7. Il résulte de ce qui précède que les deux conditions posées par l’article L. 521-1 du code de justice administrative sont remplies, de telle sorte qu’il y a lieu de prononcer la suspension de l’exécution de la décision du 11 août 2025 jusqu’à ce qu’il soit statué au fond sur les conclusions tendant à son annulation.
Sur les conclusions aux fins d’injonction sous astreinte :
8. L’exécution de la présente ordonnance implique qu’il soit enjoint au directeur du conseil national des activités privées de sécurité d’autoriser provisoirement M. B, dans l’attente du jugement au fond, à exercer sa profession d’agent privé de sécurité et donc de lui délivrer, à titre provisoire, une carte professionnelle dans un délai de huit jours à compter de la notification de la présente ordonnance, sans qu’il soit besoin, à ce stade, d’assortir cette injonction d’une astreinte.
Sur les frais liés au litige :
9. Il y a lieu, dans les circonstances de l’espèce de mettre à la charge du conseil national des activités privées de sécurité le versement à M. B de la somme de 800 euros.
O R D O N N E :
Article 1er : L’exécution de la décision du 11 août 2025 du directeur du conseil national des activités privées de sécurité refusant de renouveler la carte professionnelle de formateur de M. B est suspendue jusqu’à ce qu’il soit statué au fond sur sa légalité.
Article 2 : Il est enjoint au directeur du conseil national des activités privées de sécurité de délivrer, à titre provisoire, à M. B, une carte professionnelle en qualité d’agent de sécurité privée dans un délai de huit jours à compter de la notification de la présente ordonnance.
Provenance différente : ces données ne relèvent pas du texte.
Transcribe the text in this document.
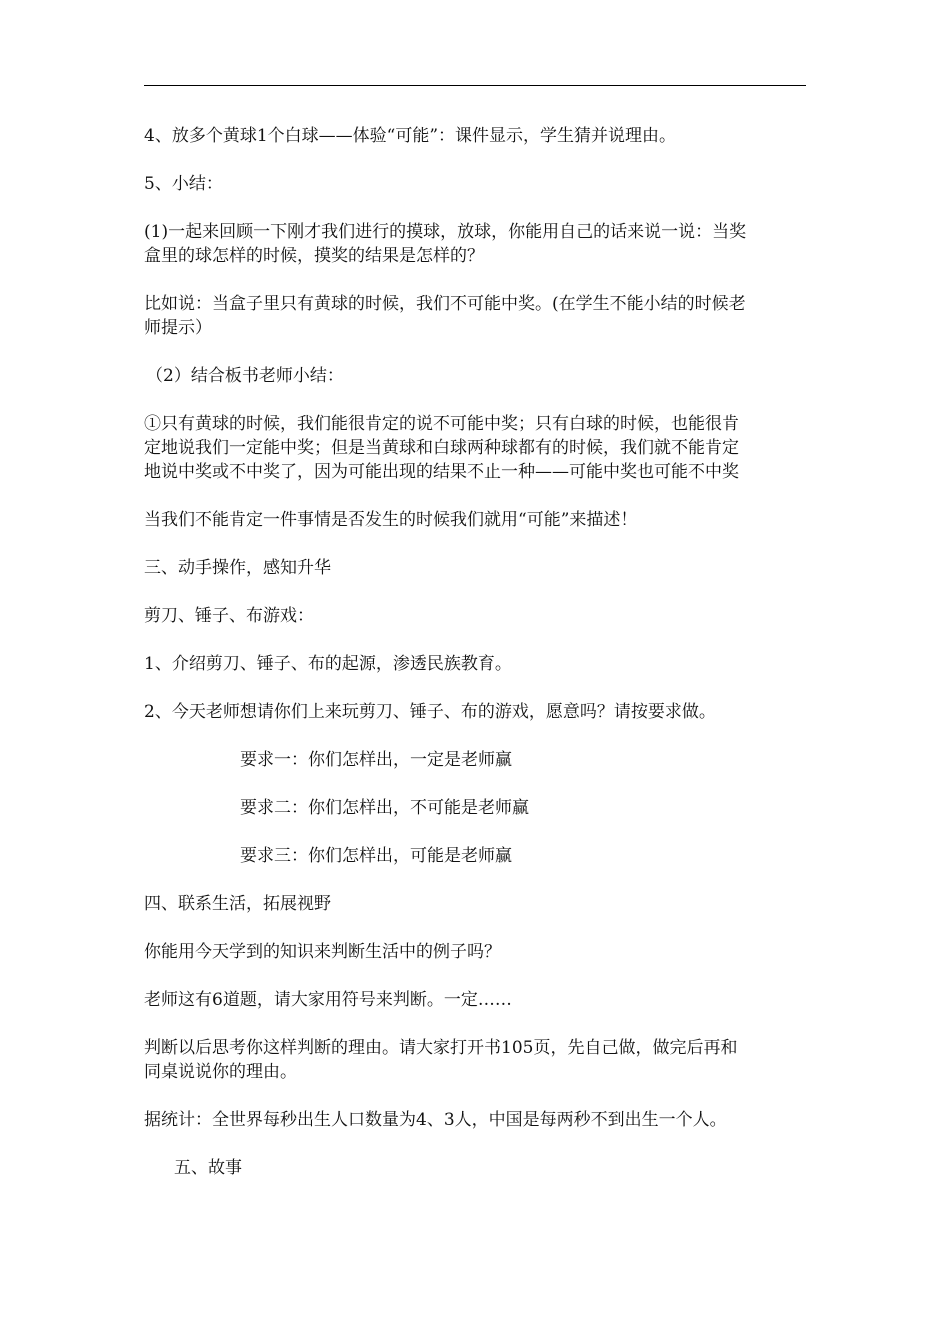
4、放多个黄球1个白球——体验“可能”：课件显示，学生猜并说理由。
5、小结：
(1)一起来回顾一下刚才我们进行的摸球，放球，你能用自己的话来说一说：当奖
盒里的球怎样的时候，摸奖的结果是怎样的？
比如说：当盒子里只有黄球的时候，我们不可能中奖。(在学生不能小结的时候老
师提示）
（2）结合板书老师小结：
①只有黄球的时候，我们能很肯定的说不可能中奖；只有白球的时候，也能很肯
定地说我们一定能中奖；但是当黄球和白球两种球都有的时候，我们就不能肯定
地说中奖或不中奖了，因为可能出现的结果不止一种——可能中奖也可能不中奖
当我们不能肯定一件事情是否发生的时候我们就用“可能”来描述！
三、动手操作，感知升华
剪刀、锤子、布游戏：
1、介绍剪刀、锤子、布的起源，渗透民族教育。
2、今天老师想请你们上来玩剪刀、锤子、布的游戏，愿意吗？请按要求做。
要求一：你们怎样出，一定是老师赢
要求二：你们怎样出，不可能是老师赢
要求三：你们怎样出，可能是老师赢
四、联系生活，拓展视野
你能用今天学到的知识来判断生活中的例子吗？
老师这有6道题，请大家用符号来判断。一定……
判断以后思考你这样判断的理由。请大家打开书105页，先自己做，做完后再和
同桌说说你的理由。
据统计：全世界每秒出生人口数量为4、3人，中国是每两秒不到出生一个人。
五、故事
Article 3 : Le conseil national des activités privées de sécurité versera à M. B une somme de 800 euros en application des dispositions de l’article L. 761-1 du code de justice administrative.
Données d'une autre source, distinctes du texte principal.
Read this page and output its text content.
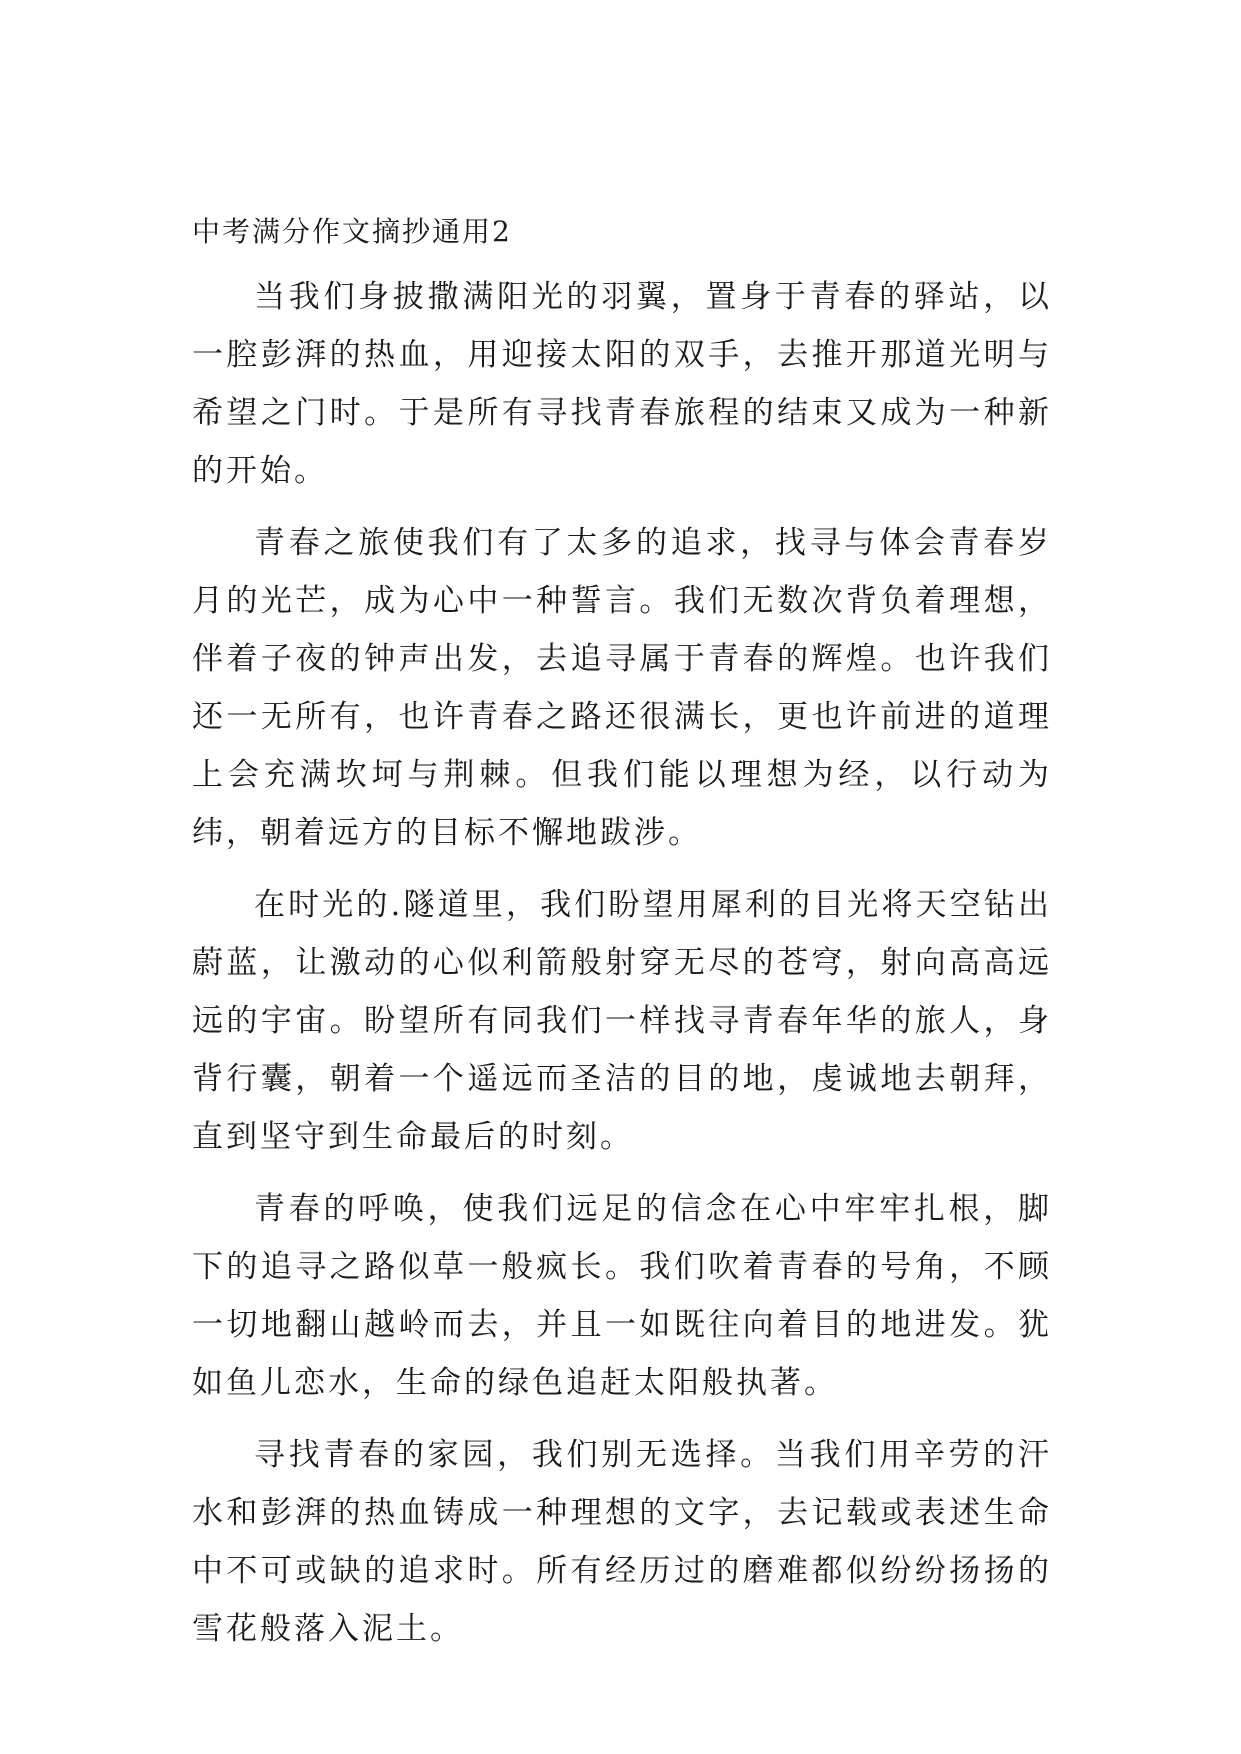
中考满分作文摘抄通用2

当我们身披撒满阳光的羽翼，置身于青春的驿站，以一腔彭湃的热血，用迎接太阳的双手，去推开那道光明与希望之门时。于是所有寻找青春旅程的结束又成为一种新的开始。

青春之旅使我们有了太多的追求，找寻与体会青春岁月的光芒，成为心中一种誓言。我们无数次背负着理想，伴着子夜的钟声出发，去追寻属于青春的辉煌。也许我们还一无所有，也许青春之路还很满长，更也许前进的道理上会充满坎坷与荆棘。但我们能以理想为经，以行动为纬，朝着远方的目标不懈地跋涉。

在时光的.隧道里，我们盼望用犀利的目光将天空钻出蔚蓝，让激动的心似利箭般射穿无尽的苍穹，射向高高远远的宇宙。盼望所有同我们一样找寻青春年华的旅人，身背行囊，朝着一个遥远而圣洁的目的地，虔诚地去朝拜，直到坚守到生命最后的时刻。

青春的呼唤，使我们远足的信念在心中牢牢扎根，脚下的追寻之路似草一般疯长。我们吹着青春的号角，不顾一切地翻山越岭而去，并且一如既往向着目的地进发。犹如鱼儿恋水，生命的绿色追赶太阳般执著。

寻找青春的家园，我们别无选择。当我们用辛劳的汗水和彭湃的热血铸成一种理想的文字，去记载或表述生命中不可或缺的追求时。所有经历过的磨难都似纷纷扬扬的雪花般落入泥土。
Article 4 : La présente ordonnance sera notifiée à M. A B et au conseil national des activités privées de sécurité.
Fait à Cergy, le 4 septembre 2025.
La juge des référés,
signé
J. Mathieu
La République mande et ordonne au ministre d’Etat, ministre de l’intérieur en ce qui le concerne ou à tous commissaires de justice à ce requis en ce qui concerne les voies de droit commun, contre les parties privées, de pourvoir à l’exécution de la présente décision.